Karen Pianka, a graduate student in the School of Marine Sciences at the University of Maine, has been awarded a Sea Grant Knauss Fellowship that begins in February 2016.

Named after John A. Knauss, a founder of Sea Grant, a program of the National Oceanic and Atmospheric Administration (NOAA), the fellowship matches graduate students with positions in the legislative and executive branches of government in the Washington, D.C. area for one year.

“It is a great honor to be selected for this fellowship and I am very excited to have the opportunity to focus on national policy issues,” says Pianka, a candidate in the dual degree master’s program in marine biology and marine policy.

“The Knauss fellowship is an excellent milestone on the way to reach my goal of working full time on marine policy issues. I look forward to connecting with others with similar interests in Washington.”

Pianka’s advisers are Teresa Johnson, associate professor of marine policy, and Paul Rawson, associate professor of marine science.

“I am extremely excited about Karen’s selection as a Knauss fellow,” says Johnson. “With her considerable experience communicating and engaging with stakeholders and keen understanding of both science and policy, she is a perfect fit for this fellowship.”

“Karen’s research has centered on Maine’s aquaculture industry; she has worked closely with members of Maine’s shellfish culture,” says Rawson. “Through her interaction with industry members she has gained a strong appreciation for how science and policy impact their businesses.”

Pianka grew up in Austin, Texas. She holds bachelor’s degrees in music and biology from the University of Texas at Austin and Oberlin College, respectively.

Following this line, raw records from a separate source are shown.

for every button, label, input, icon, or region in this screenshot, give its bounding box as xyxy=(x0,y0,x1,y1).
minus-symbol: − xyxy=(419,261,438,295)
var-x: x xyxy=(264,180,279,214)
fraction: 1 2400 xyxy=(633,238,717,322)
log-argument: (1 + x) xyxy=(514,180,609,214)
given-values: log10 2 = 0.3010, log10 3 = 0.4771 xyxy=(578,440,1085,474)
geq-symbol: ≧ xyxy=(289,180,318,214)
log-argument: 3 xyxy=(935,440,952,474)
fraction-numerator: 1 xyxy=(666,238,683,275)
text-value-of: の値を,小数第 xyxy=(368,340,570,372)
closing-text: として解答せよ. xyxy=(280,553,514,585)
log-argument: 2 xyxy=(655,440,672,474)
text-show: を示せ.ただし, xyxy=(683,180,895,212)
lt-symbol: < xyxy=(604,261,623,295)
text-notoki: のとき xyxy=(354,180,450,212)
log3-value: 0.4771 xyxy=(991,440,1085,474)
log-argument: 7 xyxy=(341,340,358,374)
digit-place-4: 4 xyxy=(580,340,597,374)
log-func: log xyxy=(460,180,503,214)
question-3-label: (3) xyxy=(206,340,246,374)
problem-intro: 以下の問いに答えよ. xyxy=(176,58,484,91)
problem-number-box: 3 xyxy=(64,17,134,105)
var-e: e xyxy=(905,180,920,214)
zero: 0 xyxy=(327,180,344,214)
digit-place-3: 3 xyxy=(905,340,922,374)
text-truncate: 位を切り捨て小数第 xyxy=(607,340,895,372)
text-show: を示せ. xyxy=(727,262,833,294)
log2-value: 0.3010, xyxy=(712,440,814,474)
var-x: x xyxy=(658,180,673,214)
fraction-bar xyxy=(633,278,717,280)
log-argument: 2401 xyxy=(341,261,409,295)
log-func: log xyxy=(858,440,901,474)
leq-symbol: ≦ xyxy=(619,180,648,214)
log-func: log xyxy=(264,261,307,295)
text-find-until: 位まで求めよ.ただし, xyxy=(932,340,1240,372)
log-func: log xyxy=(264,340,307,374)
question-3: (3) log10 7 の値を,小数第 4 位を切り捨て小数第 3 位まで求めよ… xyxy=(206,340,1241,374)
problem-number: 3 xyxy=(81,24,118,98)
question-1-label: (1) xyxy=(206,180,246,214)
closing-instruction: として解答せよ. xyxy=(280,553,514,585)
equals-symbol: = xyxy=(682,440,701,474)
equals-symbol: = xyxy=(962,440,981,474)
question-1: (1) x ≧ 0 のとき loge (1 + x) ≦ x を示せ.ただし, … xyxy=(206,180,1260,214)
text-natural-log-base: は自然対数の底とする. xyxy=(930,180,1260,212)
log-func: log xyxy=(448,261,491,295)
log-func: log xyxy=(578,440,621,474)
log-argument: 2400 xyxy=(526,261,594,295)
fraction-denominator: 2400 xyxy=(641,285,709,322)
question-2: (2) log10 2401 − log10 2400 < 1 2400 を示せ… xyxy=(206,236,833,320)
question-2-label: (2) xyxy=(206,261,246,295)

She has considerable experience with stakeholders and decision-makers through her work at the Texas Parks & Wildlife Department.

In addition to Sea Grant, the Maine Agriculture and Forest Experiment Station and the School of Marine Sciences have financially supported Pianka. Additional funding for her research has been provided by the Maine Aquaculture Innovation Center.

Pianka joins Noah Oppenheim, a graduate student at the UMaine Darling Marine Center in Walpole, as well as 74 other graduates from around the nation in the Knauss Class of 2016.

Maine Sea Grant will begin accepting applications for 2017 Knauss Fellowships in December.